Public transport still erratic

Monday may have seen the re-opening of another set of metro stations, but Maelbeek, where 16 victims died, is not the only station that remains closed. Another 17 out of a total of 69 stations are also not being serviced.

entrance of the Maelbeek metro station
Cars speeding along Brussels' Rue de la Loi ignore Maelbeek metro station, but passersby still pause to remember the victimsImage: DW/A. Rönsberg

"We are ready to open more stations, but we first have to get security guarantees," An Van Hamme, a spokesperson for the public transport company STIB-MIVB, told Belgian media. These 'guarantees' (aka security forces) have to come from the federal government.

More soldiers for more metro service

The government has mobilized a further 300 soldiers to guard the streets and metros of Brussels from this Monday on. But already, the union representing public service employees says that the "situation is slowly becoming untenable."
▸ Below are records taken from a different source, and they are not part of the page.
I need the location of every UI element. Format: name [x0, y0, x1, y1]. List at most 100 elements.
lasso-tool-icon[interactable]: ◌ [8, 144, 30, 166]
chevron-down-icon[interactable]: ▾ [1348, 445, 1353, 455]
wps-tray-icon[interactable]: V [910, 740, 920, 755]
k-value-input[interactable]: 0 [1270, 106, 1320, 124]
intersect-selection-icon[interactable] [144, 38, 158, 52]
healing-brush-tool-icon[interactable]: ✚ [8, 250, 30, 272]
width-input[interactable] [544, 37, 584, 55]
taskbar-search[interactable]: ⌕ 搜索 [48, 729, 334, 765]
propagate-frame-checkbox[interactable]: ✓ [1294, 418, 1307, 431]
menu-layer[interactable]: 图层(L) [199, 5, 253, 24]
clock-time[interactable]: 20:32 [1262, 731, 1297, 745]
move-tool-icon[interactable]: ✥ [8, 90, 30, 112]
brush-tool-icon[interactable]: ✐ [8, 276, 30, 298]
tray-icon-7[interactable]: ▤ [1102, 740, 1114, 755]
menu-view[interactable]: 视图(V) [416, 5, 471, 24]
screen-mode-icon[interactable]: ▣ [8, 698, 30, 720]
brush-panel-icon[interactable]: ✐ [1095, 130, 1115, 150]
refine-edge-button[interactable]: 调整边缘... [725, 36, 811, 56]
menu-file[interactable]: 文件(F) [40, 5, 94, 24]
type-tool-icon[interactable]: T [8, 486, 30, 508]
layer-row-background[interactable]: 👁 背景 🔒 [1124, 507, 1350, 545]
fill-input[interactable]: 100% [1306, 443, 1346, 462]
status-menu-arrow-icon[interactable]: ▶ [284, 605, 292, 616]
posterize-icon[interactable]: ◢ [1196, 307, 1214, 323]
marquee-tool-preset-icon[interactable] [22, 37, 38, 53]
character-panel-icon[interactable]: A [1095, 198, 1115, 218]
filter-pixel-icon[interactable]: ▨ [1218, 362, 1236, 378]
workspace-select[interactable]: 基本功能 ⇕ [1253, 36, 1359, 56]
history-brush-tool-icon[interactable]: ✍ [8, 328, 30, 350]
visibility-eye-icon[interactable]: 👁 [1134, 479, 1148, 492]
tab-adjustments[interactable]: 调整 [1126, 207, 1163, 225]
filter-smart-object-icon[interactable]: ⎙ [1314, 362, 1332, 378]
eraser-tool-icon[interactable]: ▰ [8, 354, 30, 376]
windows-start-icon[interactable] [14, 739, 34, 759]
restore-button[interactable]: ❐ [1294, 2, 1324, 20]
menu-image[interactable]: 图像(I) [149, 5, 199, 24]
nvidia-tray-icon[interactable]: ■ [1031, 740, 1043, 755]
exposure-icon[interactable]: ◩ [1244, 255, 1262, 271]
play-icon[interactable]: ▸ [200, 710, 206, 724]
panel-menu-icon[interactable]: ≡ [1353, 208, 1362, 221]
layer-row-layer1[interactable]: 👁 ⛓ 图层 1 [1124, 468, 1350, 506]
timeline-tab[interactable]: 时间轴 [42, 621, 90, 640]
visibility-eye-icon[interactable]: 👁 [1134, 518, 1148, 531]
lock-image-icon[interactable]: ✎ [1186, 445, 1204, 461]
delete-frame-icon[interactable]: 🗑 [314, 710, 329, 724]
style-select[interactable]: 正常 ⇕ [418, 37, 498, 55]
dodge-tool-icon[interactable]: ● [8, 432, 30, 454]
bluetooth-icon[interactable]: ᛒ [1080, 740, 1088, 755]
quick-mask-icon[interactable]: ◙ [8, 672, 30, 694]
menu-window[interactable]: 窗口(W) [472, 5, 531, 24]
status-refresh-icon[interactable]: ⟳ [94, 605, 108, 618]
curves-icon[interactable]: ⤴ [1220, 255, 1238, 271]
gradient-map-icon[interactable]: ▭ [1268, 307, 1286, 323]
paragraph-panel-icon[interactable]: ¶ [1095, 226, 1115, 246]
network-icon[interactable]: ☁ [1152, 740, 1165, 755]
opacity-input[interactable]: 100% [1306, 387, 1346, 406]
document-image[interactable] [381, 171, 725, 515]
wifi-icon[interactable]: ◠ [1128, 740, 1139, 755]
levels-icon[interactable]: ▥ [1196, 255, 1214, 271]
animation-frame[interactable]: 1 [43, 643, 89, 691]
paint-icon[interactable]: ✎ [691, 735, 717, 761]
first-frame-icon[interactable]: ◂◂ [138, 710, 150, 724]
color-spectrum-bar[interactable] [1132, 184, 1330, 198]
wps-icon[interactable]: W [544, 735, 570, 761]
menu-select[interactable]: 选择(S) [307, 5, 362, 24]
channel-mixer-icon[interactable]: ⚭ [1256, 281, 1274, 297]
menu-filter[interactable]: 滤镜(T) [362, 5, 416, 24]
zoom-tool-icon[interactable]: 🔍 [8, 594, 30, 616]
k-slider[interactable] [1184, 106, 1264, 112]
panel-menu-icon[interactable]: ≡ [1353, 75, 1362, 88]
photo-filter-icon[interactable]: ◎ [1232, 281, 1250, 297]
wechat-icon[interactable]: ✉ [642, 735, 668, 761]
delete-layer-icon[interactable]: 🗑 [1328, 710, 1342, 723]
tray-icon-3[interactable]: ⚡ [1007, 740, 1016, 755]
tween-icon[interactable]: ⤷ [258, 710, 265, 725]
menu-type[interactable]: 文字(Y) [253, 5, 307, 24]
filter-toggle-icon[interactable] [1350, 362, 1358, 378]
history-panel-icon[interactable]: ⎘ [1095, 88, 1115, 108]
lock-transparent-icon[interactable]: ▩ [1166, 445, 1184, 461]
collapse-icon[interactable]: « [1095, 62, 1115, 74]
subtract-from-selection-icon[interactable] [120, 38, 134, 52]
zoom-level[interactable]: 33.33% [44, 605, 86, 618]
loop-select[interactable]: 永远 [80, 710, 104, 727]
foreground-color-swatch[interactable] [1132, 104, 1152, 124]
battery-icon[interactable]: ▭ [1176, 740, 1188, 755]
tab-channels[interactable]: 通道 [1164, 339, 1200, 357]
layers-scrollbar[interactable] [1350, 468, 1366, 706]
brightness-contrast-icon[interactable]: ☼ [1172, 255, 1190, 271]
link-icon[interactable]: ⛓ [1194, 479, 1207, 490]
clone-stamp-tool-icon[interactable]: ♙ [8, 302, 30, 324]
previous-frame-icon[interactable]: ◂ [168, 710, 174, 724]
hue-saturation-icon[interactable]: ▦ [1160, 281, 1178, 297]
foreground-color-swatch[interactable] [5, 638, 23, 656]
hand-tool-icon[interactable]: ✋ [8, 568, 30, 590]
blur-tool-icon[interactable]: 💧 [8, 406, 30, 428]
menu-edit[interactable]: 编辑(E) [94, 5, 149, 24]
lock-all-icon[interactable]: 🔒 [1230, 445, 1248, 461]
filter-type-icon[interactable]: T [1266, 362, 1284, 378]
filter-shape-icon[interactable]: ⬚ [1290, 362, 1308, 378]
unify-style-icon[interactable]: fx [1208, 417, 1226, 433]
soldiers guard the office of Belgium's prime minister
Soldiers are everywhere in Brussels - as of Sunday, there's also an increased guard in front of the prime minister's officeImage: DW/A. Rönsberg

Brussels has been vacillating between a terror threat level of three (indicating a "serious and likely" threat) and the maximum four (when a threat is "imminent") ever since the November Paris attacks, and the police and military forces have been bearing the brunt.

"There are people who have not been able to take their vacations for months now, who are suffering from a burn-out syndrome," says Thomas Renard, a security expert with the Brussels-based Egmont Institute. "We cannot maintain this level of alertness of the military and police forces indefinitely."

But Brusselites are not necessarily convinced that more soldiers will bring the city's public transport closer to normality anyway. "I don't see what soldiers can do to prevent another terrorist attack," said Emanuel, a French citizen who works for the EU. "I mean, what are they supposed to do when someone decides to blow themselves up?"

'It's not over'

Blue skies and warm temperatures notwithstanding, the prevailing mood in Brussels is decidedly less sunny, despite the fact that security forces appear to have captured the key members of the terrorist cell responsible for the attacks, including Mohamed Abrini. Officials have identified Abrini as the third of the airport attackers, who - due to police outreach to the public to identify the man - became known as "the man with the hat."

Yet various terrorism experts have started casting doubt on whether Abrini really is "the man with the hat," and whether his statements to the police have not been a little too forthcoming. Why would he so readily confess, and reveal original plans of more attacks? And why would he choose to sell the hat so widely connected to him, instead of getting rid of it in a less public way?

"It is certainly not over," said Renard. "We are now seeing that it was not just individual cells that were responsible for the attacks on Paris and Brussels, but that there actually is a network. And we don't know whether this network has really been dismantled."

Sitting in the park, Emanuel and his EU colleagues aren't harboring any illusions. "The problem has yet to be addressed at its roots," said Nello, a Brussels-born Italian.

"I think that will take another 20 to 30 years."